Victoria finished taping his ribs, then took out the astringent to doctor his face. Jarrod inhaled sharply every time she touched a cut or a scrape, and she seemed to rub it in harder every time she dabbed a sore spot. "If you had told us, we could have gotten you help," she said. "We could have avoided the past ten years. Maybe avoided losing you both."
"No, no, Mother," Nick quickly said. "My troubles weren't because of Jarrod's addiction. My troubles were my own."
Victoria looked up at Nick now. "So as long as it's time for confession, what were your troubles?"
"They're a little more complicated," Nick said. "Let's get Jarrod fixed up before we get into anything further."
By the time Victoria finished with him and they got his shirt back on, Jarrod was able to stand on shaky legs but his face was cut up, his nose was stuffed with cotton, and he was stiff from the tape over his ribs. "I'll get you some brandy," Victoria said when he was on his feet.
"No," Jarrod said.
Victoria looked at him. "Alcohol, too?"
Jarrod nodded. "I don't drink at all, Mother. I'm over all that stuff now. I won't risk any of it again."
Her eyes softened now. "Is there anything I can do for you?"
"Lemonade?" Jarrod said with a little grin.
"It'll hurt your mouth."
Jarrod just shrugged.
Victoria finally smiled, running her hand gently across his chest, then touching Nick the same way. "This wasn't the homecoming I planned," she said.
"I don't know," Nick said. "Maybe it's the one that's appropriate."
Silas suddenly appeared with a tray full of glasses and a pitcher of lemonade. Jarrod and Nick both looked at him fondly, almost as if he were another long lost brother. "Ah, Silas," Jarrod said. "Still reading minds, I see."
Silas smiled. "No, more like reading your mother when she came in to get the medical supplies. Shall I take them back into the kitchen, Mrs. Barkley?"
Victoria nodded. "Please."
"It's good to see you again, Silas," Nick said.
Silas nodded his thanks and took the medical supplies away. Just about then, the front door opened, and Heath came in, guiding Eugene with a hand on the back of his neck. But Eugene moved out from under him when Heath stopped to close the door. Gene came into the living room, Heath right behind him –
And suddenly they were all just standing there, none of them knowing what to say. There was no apology in Gene's eyes for what he'd done. He just stared hard at Jarrod, looking like he was ready to let into him again. Jarrod looked back at his youngest brother and almost wanted to smile. What he was seeing was the tiny three-year-old who stood looking confused when Jarrod went off to war, not the gangly 18-year-old who had just beaten him up.
Then Victoria stepped up to her youngest son and all but spit in his face. "You've had your revenge, and now I will have NO MORE of any of this kind of behavior, is that understood?"
Eugene hesitated.
"Is it?!"
Eugene finally nodded slowly.
Then she looked at everyone else. "Not from any of you.

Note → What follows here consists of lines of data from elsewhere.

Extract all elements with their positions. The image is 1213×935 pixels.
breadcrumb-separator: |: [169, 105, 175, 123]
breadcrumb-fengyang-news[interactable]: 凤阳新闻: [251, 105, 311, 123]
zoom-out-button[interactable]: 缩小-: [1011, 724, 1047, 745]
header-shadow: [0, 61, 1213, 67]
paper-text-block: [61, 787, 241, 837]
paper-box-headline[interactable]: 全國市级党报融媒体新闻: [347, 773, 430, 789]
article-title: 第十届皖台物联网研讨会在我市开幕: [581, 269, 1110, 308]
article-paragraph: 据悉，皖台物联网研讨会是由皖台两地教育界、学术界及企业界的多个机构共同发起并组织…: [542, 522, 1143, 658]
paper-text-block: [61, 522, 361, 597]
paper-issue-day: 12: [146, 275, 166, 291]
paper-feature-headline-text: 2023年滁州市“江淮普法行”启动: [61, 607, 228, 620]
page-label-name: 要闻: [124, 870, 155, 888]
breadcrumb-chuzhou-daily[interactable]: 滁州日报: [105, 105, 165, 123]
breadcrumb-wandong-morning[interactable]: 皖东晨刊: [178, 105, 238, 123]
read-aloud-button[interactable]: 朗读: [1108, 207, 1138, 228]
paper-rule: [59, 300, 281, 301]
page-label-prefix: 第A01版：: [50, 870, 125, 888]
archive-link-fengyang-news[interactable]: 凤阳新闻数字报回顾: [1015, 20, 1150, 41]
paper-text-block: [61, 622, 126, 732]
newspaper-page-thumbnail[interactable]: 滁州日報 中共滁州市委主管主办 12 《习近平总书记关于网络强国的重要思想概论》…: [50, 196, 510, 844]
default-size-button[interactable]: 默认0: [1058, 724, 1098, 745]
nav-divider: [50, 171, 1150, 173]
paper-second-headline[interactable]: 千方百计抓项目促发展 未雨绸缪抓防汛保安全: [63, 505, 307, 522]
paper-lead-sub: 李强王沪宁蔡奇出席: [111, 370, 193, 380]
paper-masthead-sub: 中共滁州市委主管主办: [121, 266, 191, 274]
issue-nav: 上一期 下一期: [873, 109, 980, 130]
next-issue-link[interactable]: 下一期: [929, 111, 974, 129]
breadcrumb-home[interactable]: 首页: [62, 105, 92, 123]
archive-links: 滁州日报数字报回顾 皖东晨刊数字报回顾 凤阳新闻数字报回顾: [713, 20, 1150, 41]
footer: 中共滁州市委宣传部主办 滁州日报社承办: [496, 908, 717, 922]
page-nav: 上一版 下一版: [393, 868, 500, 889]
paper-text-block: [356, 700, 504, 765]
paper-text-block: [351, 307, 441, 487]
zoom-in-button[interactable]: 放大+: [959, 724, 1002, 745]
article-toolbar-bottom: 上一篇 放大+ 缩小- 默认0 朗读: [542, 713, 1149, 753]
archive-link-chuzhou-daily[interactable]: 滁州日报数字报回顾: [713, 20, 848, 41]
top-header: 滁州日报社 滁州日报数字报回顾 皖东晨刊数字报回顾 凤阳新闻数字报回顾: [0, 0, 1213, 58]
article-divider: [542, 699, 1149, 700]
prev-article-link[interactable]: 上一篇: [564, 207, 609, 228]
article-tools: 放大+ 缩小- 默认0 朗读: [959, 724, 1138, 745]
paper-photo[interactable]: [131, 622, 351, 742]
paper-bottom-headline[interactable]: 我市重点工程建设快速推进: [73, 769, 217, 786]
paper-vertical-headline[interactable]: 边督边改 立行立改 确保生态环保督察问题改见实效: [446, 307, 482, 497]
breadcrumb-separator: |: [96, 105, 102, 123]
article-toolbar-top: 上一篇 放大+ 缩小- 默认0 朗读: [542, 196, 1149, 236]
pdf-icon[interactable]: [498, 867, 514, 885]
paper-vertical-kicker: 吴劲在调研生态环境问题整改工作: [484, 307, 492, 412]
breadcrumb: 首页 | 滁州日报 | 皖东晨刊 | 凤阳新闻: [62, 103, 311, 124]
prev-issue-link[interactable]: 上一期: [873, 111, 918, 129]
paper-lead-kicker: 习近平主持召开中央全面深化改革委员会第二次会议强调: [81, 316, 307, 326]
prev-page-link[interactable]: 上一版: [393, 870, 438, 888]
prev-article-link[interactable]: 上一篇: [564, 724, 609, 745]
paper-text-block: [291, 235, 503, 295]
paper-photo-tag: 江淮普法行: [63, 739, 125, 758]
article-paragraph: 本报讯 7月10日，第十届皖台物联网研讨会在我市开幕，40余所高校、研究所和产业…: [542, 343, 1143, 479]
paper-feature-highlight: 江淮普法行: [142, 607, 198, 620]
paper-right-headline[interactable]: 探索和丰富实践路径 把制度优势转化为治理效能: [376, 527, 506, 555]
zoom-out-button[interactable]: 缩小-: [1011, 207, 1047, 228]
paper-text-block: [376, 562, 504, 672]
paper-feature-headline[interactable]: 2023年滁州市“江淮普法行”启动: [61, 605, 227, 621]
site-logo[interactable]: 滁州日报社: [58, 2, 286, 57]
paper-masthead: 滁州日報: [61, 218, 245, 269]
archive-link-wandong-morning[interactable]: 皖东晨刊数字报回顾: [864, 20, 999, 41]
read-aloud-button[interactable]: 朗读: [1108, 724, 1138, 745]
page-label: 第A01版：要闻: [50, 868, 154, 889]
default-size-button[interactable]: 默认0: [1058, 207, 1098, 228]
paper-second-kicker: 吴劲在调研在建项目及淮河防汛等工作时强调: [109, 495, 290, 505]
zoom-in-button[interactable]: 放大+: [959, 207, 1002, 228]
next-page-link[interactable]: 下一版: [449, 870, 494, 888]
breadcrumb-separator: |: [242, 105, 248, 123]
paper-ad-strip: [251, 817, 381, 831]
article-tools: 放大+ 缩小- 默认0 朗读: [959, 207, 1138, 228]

We are done with the violence in this house."
The three other heads nodded.
Then Victoria stepped out of the circle of sons surrounding her and sat down on the settee.
Heath broke the tension. "Does anyone know where Audra is?"
"She's gone to town," Victoria said. "I don't know when she'll be back."
Heath spotted the lemonade and began to pour drinks. "I think there's a whole lot to talk about," he said and began to hand glasses out. "If you all want to do that without me around – "
"No," Victoria said. "This affects you as much as it affects us. We'll all stay, and we'll all talk."